第29章 京宴 前編
『初めからそんなにガチガチじゃあ、簡単に足元掬われちまう。もっと力を抜いていけ』
政宗に言われた言葉をふと思い出す。
うん、そうだね。政宗の言う通り、早々と足元を掬われそうだったよ。
頭を、もっと柔軟に、しなやかに.....
「えいっ!!」
パンッと、両手で頬を叩いて気合を入れた。
「よしっ、大丈夫!」
さっきの出来事(特に信長様の女性問題)のおかげで、船酔いの気持ち悪さも吹き飛んだ。
「先ずはこの部屋を寝られる位には片そう。麻、手伝ってくれる?」
「もちろんでございます」
麻は楽しそうに腕を捲る仕草をして見せた。
これは、私の戦..........
信長様を数多の姫君からお守りすると約束をした私の、女の戦で、負けるわけにはいかない!

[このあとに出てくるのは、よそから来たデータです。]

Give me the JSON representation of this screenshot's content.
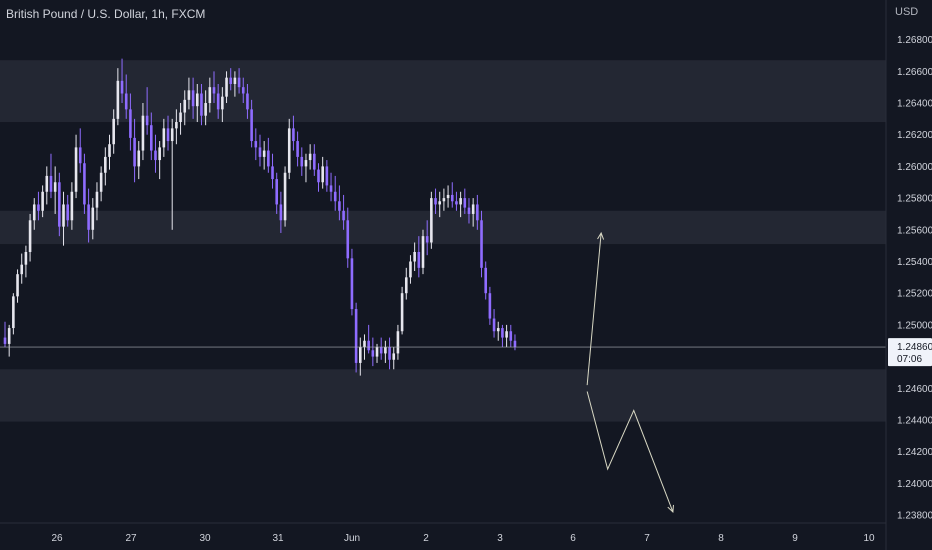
{
  "header": {
    "symbol_title": "British Pound / U.S. Dollar, 1h, FXCM",
    "currency": "USD"
  },
  "colors": {
    "background": "#131722",
    "zone": "#2a2e39",
    "bull": "#e6e6ee",
    "bear": "#8f6cff",
    "axis_text": "#d1d4dc",
    "price_line": "#b2b5be",
    "drawing": "#d8d8c4"
  },
  "price_label": {
    "value": "1.24860",
    "countdown": "07:06"
  },
  "chart_data": {
    "type": "candlestick",
    "ylim": [
      1.2375,
      1.2705
    ],
    "y_ticks": [
      "1.26800",
      "1.26600",
      "1.26400",
      "1.26200",
      "1.26000",
      "1.25800",
      "1.25600",
      "1.25400",
      "1.25200",
      "1.25000",
      "1.24600",
      "1.24400",
      "1.24200",
      "1.24000",
      "1.23800"
    ],
    "x_ticks": [
      "26",
      "27",
      "30",
      "31",
      "Jun",
      "2",
      "3",
      "6",
      "7",
      "8",
      "9",
      "10"
    ],
    "last_price": 1.2486,
    "zones": [
      {
        "from": 1.2628,
        "to": 1.2667
      },
      {
        "from": 1.2551,
        "to": 1.2572
      },
      {
        "from": 1.2439,
        "to": 1.2472
      }
    ],
    "candles": [
      [
        1.2492,
        1.2502,
        1.2486,
        1.2488
      ],
      [
        1.2488,
        1.25,
        1.248,
        1.2498
      ],
      [
        1.2498,
        1.252,
        1.2494,
        1.2518
      ],
      [
        1.2518,
        1.2535,
        1.2514,
        1.2532
      ],
      [
        1.2532,
        1.2545,
        1.2526,
        1.2538
      ],
      [
        1.2538,
        1.255,
        1.253,
        1.2546
      ],
      [
        1.2546,
        1.257,
        1.254,
        1.2566
      ],
      [
        1.2566,
        1.258,
        1.256,
        1.2576
      ],
      [
        1.2576,
        1.2584,
        1.2566,
        1.2572
      ],
      [
        1.2572,
        1.2588,
        1.2568,
        1.2584
      ],
      [
        1.2584,
        1.26,
        1.2576,
        1.2594
      ],
      [
        1.2594,
        1.2608,
        1.258,
        1.2584
      ],
      [
        1.2584,
        1.26,
        1.257,
        1.259
      ],
      [
        1.259,
        1.2596,
        1.2556,
        1.2562
      ],
      [
        1.2562,
        1.2584,
        1.255,
        1.2576
      ],
      [
        1.2576,
        1.2582,
        1.2562,
        1.2566
      ],
      [
        1.2566,
        1.259,
        1.256,
        1.2584
      ],
      [
        1.2584,
        1.262,
        1.258,
        1.2612
      ],
      [
        1.2612,
        1.2624,
        1.2596,
        1.2602
      ],
      [
        1.2602,
        1.2608,
        1.257,
        1.2576
      ],
      [
        1.2576,
        1.2586,
        1.2552,
        1.256
      ],
      [
        1.256,
        1.258,
        1.2554,
        1.2574
      ],
      [
        1.2574,
        1.259,
        1.2566,
        1.2584
      ],
      [
        1.2584,
        1.26,
        1.2578,
        1.2596
      ],
      [
        1.2596,
        1.2612,
        1.2588,
        1.2606
      ],
      [
        1.2606,
        1.262,
        1.2598,
        1.2614
      ],
      [
        1.2614,
        1.2636,
        1.2608,
        1.263
      ],
      [
        1.263,
        1.2662,
        1.2626,
        1.2654
      ],
      [
        1.2654,
        1.2668,
        1.264,
        1.2646
      ],
      [
        1.2646,
        1.2658,
        1.263,
        1.2636
      ],
      [
        1.2636,
        1.2646,
        1.261,
        1.2618
      ],
      [
        1.2618,
        1.263,
        1.259,
        1.26
      ],
      [
        1.26,
        1.2616,
        1.2592,
        1.261
      ],
      [
        1.261,
        1.264,
        1.2604,
        1.2632
      ],
      [
        1.2632,
        1.265,
        1.262,
        1.2626
      ],
      [
        1.2626,
        1.2634,
        1.2604,
        1.261
      ],
      [
        1.261,
        1.262,
        1.2596,
        1.2604
      ],
      [
        1.2604,
        1.2616,
        1.2592,
        1.2612
      ],
      [
        1.2612,
        1.263,
        1.2606,
        1.2624
      ],
      [
        1.2624,
        1.2632,
        1.261,
        1.2616
      ],
      [
        1.2616,
        1.263,
        1.256,
        1.2624
      ],
      [
        1.2624,
        1.2636,
        1.2614,
        1.2628
      ],
      [
        1.2628,
        1.264,
        1.262,
        1.2634
      ],
      [
        1.2634,
        1.2648,
        1.2626,
        1.2642
      ],
      [
        1.2642,
        1.2656,
        1.2636,
        1.2648
      ],
      [
        1.2648,
        1.2656,
        1.263,
        1.2638
      ],
      [
        1.2638,
        1.2652,
        1.2628,
        1.2646
      ],
      [
        1.2646,
        1.2652,
        1.2626,
        1.2632
      ],
      [
        1.2632,
        1.2648,
        1.2626,
        1.264
      ],
      [
        1.264,
        1.2656,
        1.2634,
        1.265
      ],
      [
        1.265,
        1.266,
        1.264,
        1.2646
      ],
      [
        1.2646,
        1.2652,
        1.263,
        1.2636
      ],
      [
        1.2636,
        1.265,
        1.2628,
        1.2644
      ],
      [
        1.2644,
        1.266,
        1.264,
        1.2656
      ],
      [
        1.2656,
        1.2662,
        1.2648,
        1.2652
      ],
      [
        1.2652,
        1.266,
        1.2644,
        1.2656
      ],
      [
        1.2656,
        1.2662,
        1.2646,
        1.265
      ],
      [
        1.265,
        1.2656,
        1.264,
        1.2646
      ],
      [
        1.2646,
        1.2652,
        1.263,
        1.2636
      ],
      [
        1.2636,
        1.2642,
        1.2612,
        1.2616
      ],
      [
        1.2616,
        1.2624,
        1.2604,
        1.2612
      ],
      [
        1.2612,
        1.262,
        1.26,
        1.2606
      ],
      [
        1.2606,
        1.2616,
        1.2598,
        1.261
      ],
      [
        1.261,
        1.2618,
        1.2596,
        1.26
      ],
      [
        1.26,
        1.2608,
        1.2586,
        1.2592
      ],
      [
        1.2592,
        1.2596,
        1.257,
        1.2576
      ],
      [
        1.2576,
        1.2584,
        1.2558,
        1.2566
      ],
      [
        1.2566,
        1.26,
        1.2562,
        1.2596
      ],
      [
        1.2596,
        1.263,
        1.2592,
        1.2624
      ],
      [
        1.2624,
        1.2632,
        1.261,
        1.2616
      ],
      [
        1.2616,
        1.2622,
        1.26,
        1.2606
      ],
      [
        1.2606,
        1.2612,
        1.2594,
        1.26
      ],
      [
        1.26,
        1.2608,
        1.259,
        1.2604
      ],
      [
        1.2604,
        1.2614,
        1.2598,
        1.2608
      ],
      [
        1.2608,
        1.2614,
        1.2594,
        1.2598
      ],
      [
        1.2598,
        1.2602,
        1.2584,
        1.259
      ],
      [
        1.259,
        1.2606,
        1.2586,
        1.26
      ],
      [
        1.26,
        1.2604,
        1.2584,
        1.2588
      ],
      [
        1.2588,
        1.2596,
        1.2578,
        1.2584
      ],
      [
        1.2584,
        1.2594,
        1.2572,
        1.2578
      ],
      [
        1.2578,
        1.2588,
        1.2566,
        1.2572
      ],
      [
        1.2572,
        1.2582,
        1.256,
        1.2566
      ],
      [
        1.2566,
        1.2574,
        1.2536,
        1.2542
      ],
      [
        1.2542,
        1.2548,
        1.2506,
        1.251
      ],
      [
        1.251,
        1.2514,
        1.247,
        1.2476
      ],
      [
        1.2476,
        1.2492,
        1.2468,
        1.2486
      ],
      [
        1.2486,
        1.2494,
        1.2478,
        1.249
      ],
      [
        1.249,
        1.25,
        1.2482,
        1.2484
      ],
      [
        1.2484,
        1.2492,
        1.2474,
        1.248
      ],
      [
        1.248,
        1.2488,
        1.2476,
        1.2486
      ],
      [
        1.2486,
        1.2492,
        1.2478,
        1.2482
      ],
      [
        1.2482,
        1.249,
        1.2476,
        1.2486
      ],
      [
        1.2486,
        1.2492,
        1.2472,
        1.2478
      ],
      [
        1.2478,
        1.2486,
        1.2472,
        1.2482
      ],
      [
        1.2482,
        1.25,
        1.2478,
        1.2496
      ],
      [
        1.2496,
        1.2524,
        1.2494,
        1.252
      ],
      [
        1.252,
        1.2536,
        1.2516,
        1.253
      ],
      [
        1.253,
        1.2544,
        1.2526,
        1.254
      ],
      [
        1.254,
        1.2552,
        1.2534,
        1.2546
      ],
      [
        1.2546,
        1.2556,
        1.253,
        1.2536
      ],
      [
        1.2536,
        1.256,
        1.2532,
        1.2556
      ],
      [
        1.2556,
        1.2566,
        1.2544,
        1.2552
      ],
      [
        1.2552,
        1.2584,
        1.2548,
        1.258
      ],
      [
        1.258,
        1.2586,
        1.257,
        1.2576
      ],
      [
        1.2576,
        1.2584,
        1.2568,
        1.2578
      ],
      [
        1.2578,
        1.2586,
        1.2572,
        1.258
      ],
      [
        1.258,
        1.2588,
        1.2574,
        1.2582
      ],
      [
        1.2582,
        1.259,
        1.2574,
        1.2578
      ],
      [
        1.2578,
        1.2584,
        1.2572,
        1.2576
      ],
      [
        1.2576,
        1.2584,
        1.2568,
        1.258
      ],
      [
        1.258,
        1.2586,
        1.257,
        1.2574
      ],
      [
        1.2574,
        1.258,
        1.2564,
        1.257
      ],
      [
        1.257,
        1.258,
        1.2562,
        1.2576
      ],
      [
        1.2576,
        1.2582,
        1.256,
        1.2566
      ],
      [
        1.2566,
        1.2572,
        1.253,
        1.2536
      ],
      [
        1.2536,
        1.254,
        1.2516,
        1.252
      ],
      [
        1.252,
        1.2524,
        1.25,
        1.2504
      ],
      [
        1.2504,
        1.251,
        1.2492,
        1.2496
      ],
      [
        1.2496,
        1.2502,
        1.249,
        1.2498
      ],
      [
        1.2498,
        1.25,
        1.2486,
        1.2492
      ],
      [
        1.2492,
        1.25,
        1.2486,
        1.2496
      ],
      [
        1.2496,
        1.25,
        1.2486,
        1.249
      ],
      [
        1.249,
        1.2494,
        1.2484,
        1.2486
      ]
    ]
  },
  "drawings": {
    "up_arrow": [
      [
        1.2462,
        0.63
      ],
      [
        1.2558,
        0.645
      ]
    ],
    "zigzag": [
      [
        1.2458,
        0.63
      ],
      [
        1.2409,
        0.652
      ],
      [
        1.2446,
        0.68
      ],
      [
        1.2382,
        0.722
      ]
    ]
  }
}
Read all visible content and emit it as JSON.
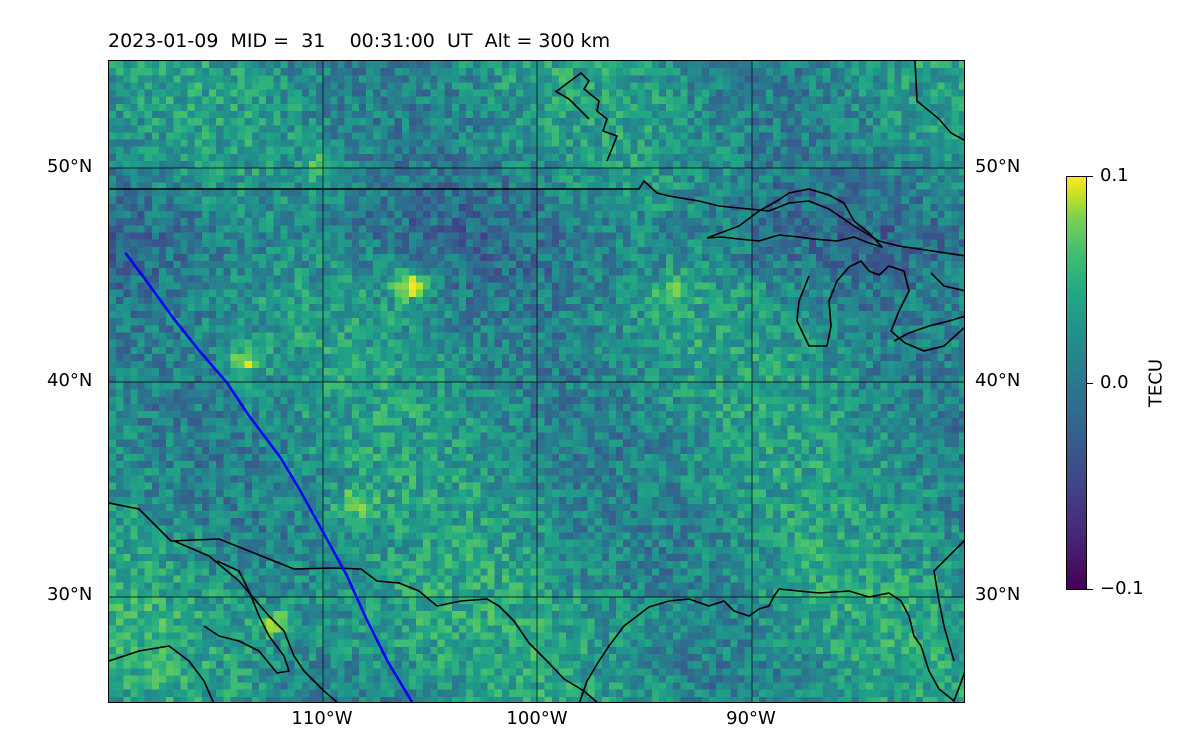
{
  "title": {
    "date": "2023-01-09",
    "mid_label": "MID =",
    "mid_value": "31",
    "time": "00:31:00",
    "time_unit": "UT",
    "alt_label": "Alt = 300 km"
  },
  "map": {
    "projection": "plate carree",
    "lon_range": [
      -120,
      -80
    ],
    "lat_range": [
      25,
      55
    ],
    "gridlines": {
      "lon": [
        -110,
        -100,
        -90
      ],
      "lat": [
        30,
        40,
        50
      ]
    },
    "lon_labels": [
      "110°W",
      "100°W",
      "90°W"
    ],
    "lat_labels_left": [
      "50°N",
      "40°N",
      "30°N"
    ],
    "lat_labels_right": [
      "50°N",
      "40°N",
      "30°N"
    ],
    "field_colormap": "viridis",
    "track_color": "#0000ff",
    "coastline_color": "#000000"
  },
  "colorbar": {
    "label": "TECU",
    "min_label": "−0.1",
    "mid_label": "0.0",
    "max_label": "0.1",
    "range": [
      -0.1,
      0.1
    ],
    "colormap": "viridis"
  },
  "satellite_track": {
    "color": "#0000ff",
    "points": [
      [
        -119.2,
        46.0
      ],
      [
        -118.3,
        44.8
      ],
      [
        -117.0,
        43.0
      ],
      [
        -115.8,
        41.5
      ],
      [
        -114.5,
        40.0
      ],
      [
        -113.5,
        38.5
      ],
      [
        -112.0,
        36.5
      ],
      [
        -111.1,
        35.0
      ],
      [
        -110.0,
        33.0
      ],
      [
        -108.9,
        31.0
      ],
      [
        -108.0,
        29.0
      ],
      [
        -107.0,
        27.0
      ],
      [
        -105.8,
        25.0
      ]
    ]
  },
  "enhancements": [
    {
      "lon": -106.0,
      "lat": 44.5,
      "value": 0.1
    },
    {
      "lon": -113.7,
      "lat": 41.0,
      "value": 0.08
    },
    {
      "lon": -108.5,
      "lat": 34.3,
      "value": 0.07
    },
    {
      "lon": -112.2,
      "lat": 28.8,
      "value": 0.06
    },
    {
      "lon": -110.0,
      "lat": 50.0,
      "value": 0.05
    },
    {
      "lon": -93.8,
      "lat": 44.1,
      "value": 0.05
    }
  ]
}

「そう言えば空良様、先程の菖蒲様とのやり取りで、私の事、もうお分かりになりましたわね?」
気合を入れて燃えている私の横で部屋を片しながら、麻はふいに口を開いた。
「あ、....うん。.......でも、麻は綺麗だし、優雅で知的で..........、もしかしたらそうなんじゃないかな?とは思ってたから.......あまり驚きはしなかったよ?」
「あら、褒めてくださるんですか?」
「ふふっ、本当の事だもの」
先程の菖蒲様もそうだったけど、麻も身のこなしがすっきりとしていて華やかさがあり、武家の女人とは少し違う雰囲気を持っている。
「私の本当の名は、亜沙と書きます」
麻は、積まれた座布団に指で文字を書き本名を教えてくれた。
「私の生まれた家は五摂家の一つでしたが、父はその育ちの良さが災いしたのか元来人に騙されやすくて...........、公家が栄華を誇っていた平安の世とは違い、主上でさえお金には困っているのが今の朝廷の現状で、父はあらゆる人の保証人の肩代わりをして、気がついた時にはもう何ともならない状況でした」
麻は、昔話でも語るように、自らの事を話し始めた。